Campus News

Shedding Light on Melting Arctic Ice

Story posted January 03, 2006

Daniel McGrath '06
Daniel McGrath '06

Daniel McGrath '06 came to Bowdoin from White Plains, N.Y., with a love of the outdoors and a fascination with snow and ice. That started him on a circuitous route that led last spring to three weeks in Barrow, Alaska - about as far north as you can go and still be in the United States. McGrath, a geology and environmental studies major, worked at the Barrow Arctic Science Consortium with Donald Perovich, a renowned scientist from the U.S. Army's Cold Regions Research Lab in Hanover, N.H., who is studying how sunlight is transmitted through ice.

"When light shines on sea ice, it can either be reflected, absorbed or transmitted to the ocean," McGrath explained. "There's been a lot written about the absorption of light, but very little work done on the transmission."

The work itself was fairly simple: McGrath first measured the visible light at the surface of the ice. He then drilled a hole in the ice and inserted an instrument that measured the amount of light to 75 cm, every centimeter for the first 25 cm, then every 5 cm for the next 50 cm. The critical number is the ratio of light at the surface to light that is transmitted through the ice.

Understanding how and why that happens is important in understanding the balance of the earth's energy.

"I'm really interested in climate change, particularly polar climate change," he said. "More ice is melting in the summer than ever before. The polar ice has shrunk by nearly 30 percent since 1978 and it's not a linear decrease; it's an exponential change."

Light is transmitted at a higher rate when it passes through pure ice. Snow, on the other hand, reflects much of the sun's visible light. That also explains why snow looks white, and ice looks blue: "At the surface, snow appears white because it scatters light so well in the visible spectrum," McGrath wrote in his findings, "while ice and snow at depth have a blue hue because of preferential absorption in the longer wavelengths."

An interesting feature that McGrath pursued was the formation of a "scattering layer" on the surface of melting sea ice. Saltwater does not freeze solidly like fresh water. Instead, it contains pockets of brine within the ice. As spring approaches and temperatures rise, these pockets start to drain, leaving behind tiny air bubbles within the ice. In May, that drained brine layer is covered with snow. When the snow begins to melt in June, it leaves the ice surface exposed to sunlight. Rather than melt evenly, like solid, fresh-water ice, the drained brine layer begins to "decompose," meaning it breaks down into tiny granules. Those granules, which look very much like white snow, once again reflect much of the sun's light, inhibiting further melting. Even when McGrath shoveled the snow off the surface in May, a month earlier than would occur naturally, the ice formed a 3-cm scattering layer within two days.

"This self defense mechanism is essential to helping the sea ice survive the summer months and exist for more than one season," McGrath wrote.

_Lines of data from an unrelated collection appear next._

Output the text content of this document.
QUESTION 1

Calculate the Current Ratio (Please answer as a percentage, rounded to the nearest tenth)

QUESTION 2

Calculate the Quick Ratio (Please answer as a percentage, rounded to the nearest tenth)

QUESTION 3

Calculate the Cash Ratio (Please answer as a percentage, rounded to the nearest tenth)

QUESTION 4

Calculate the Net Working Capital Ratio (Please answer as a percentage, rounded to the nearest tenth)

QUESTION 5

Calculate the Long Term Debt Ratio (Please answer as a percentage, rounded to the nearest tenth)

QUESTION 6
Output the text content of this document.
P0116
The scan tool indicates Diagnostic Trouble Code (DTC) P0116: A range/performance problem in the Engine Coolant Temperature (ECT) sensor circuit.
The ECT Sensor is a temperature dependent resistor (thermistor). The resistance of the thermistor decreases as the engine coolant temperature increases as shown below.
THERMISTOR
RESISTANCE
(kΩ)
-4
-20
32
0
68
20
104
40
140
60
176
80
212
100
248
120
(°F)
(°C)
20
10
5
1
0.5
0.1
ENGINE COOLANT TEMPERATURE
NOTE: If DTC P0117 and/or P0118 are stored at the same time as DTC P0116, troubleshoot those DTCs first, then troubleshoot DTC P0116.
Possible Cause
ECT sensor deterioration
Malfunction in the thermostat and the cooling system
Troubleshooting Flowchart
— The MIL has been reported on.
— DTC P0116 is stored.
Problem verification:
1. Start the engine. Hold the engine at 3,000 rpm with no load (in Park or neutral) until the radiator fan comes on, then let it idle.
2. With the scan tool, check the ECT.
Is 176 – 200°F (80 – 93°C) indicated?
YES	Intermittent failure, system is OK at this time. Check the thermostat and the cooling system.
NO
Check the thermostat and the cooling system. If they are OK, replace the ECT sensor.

Daniel McGrath uses a spectraradiometer to measures light reflection along sea ice line near Barrow, Alaska. His work focuses specifically on the transmission of light through the ice, not on its reflection, but he often did field work like this for other scientists in his free time.

Understanding how light is reflected by the snow and transmitted by ice and seawater also helped McGrath find his way around on the tundra and adjust to life on the edge of the Arctic Ocean. He noticed that the clouds over the ocean always looked gray and foreboding because the sunlight wasn't reflected back on them, while the clouds over the tundra looked white from the light reflecting off the snow. That was useful in a disorienting environment with 24-hour sunlight and virtually no landmarks.

"It was hard to get used to having 24 hours of sunlight," he said. "I never used to wear a watch, but now I never take it off."

McGrath said he also had to be aware that he shared the ice with polar bears.

His training at the research station included a brief lesson about how to use the loaded shotgun they carried at all times when they were out on the ice. He said he never saw a bear, but he and a field researcher once had to make a lengthy detour back to the head camp when they heard a bear was between them and the camp.

"We were in constant communication by walkie-talkie," he said. "The logistics coordinator told us a polar bear was very close to camp, so we headed out onto the tundra and came in through the back."

McGrath is spending his winter break at the University of Washington's Applied Physics Lab, comparing his findings with those of Bonnie Light, a physicist at the University's Polar Science Center.

McGrath, whose trip to Alaska was funded by a Doherty Fellowship, plans to continue his research in Maine this winter, measuring the light transmitted through ice on Sebago Lake, Cobbosseecontee Stream, the Kennebec River, and Merrymeeting Bay.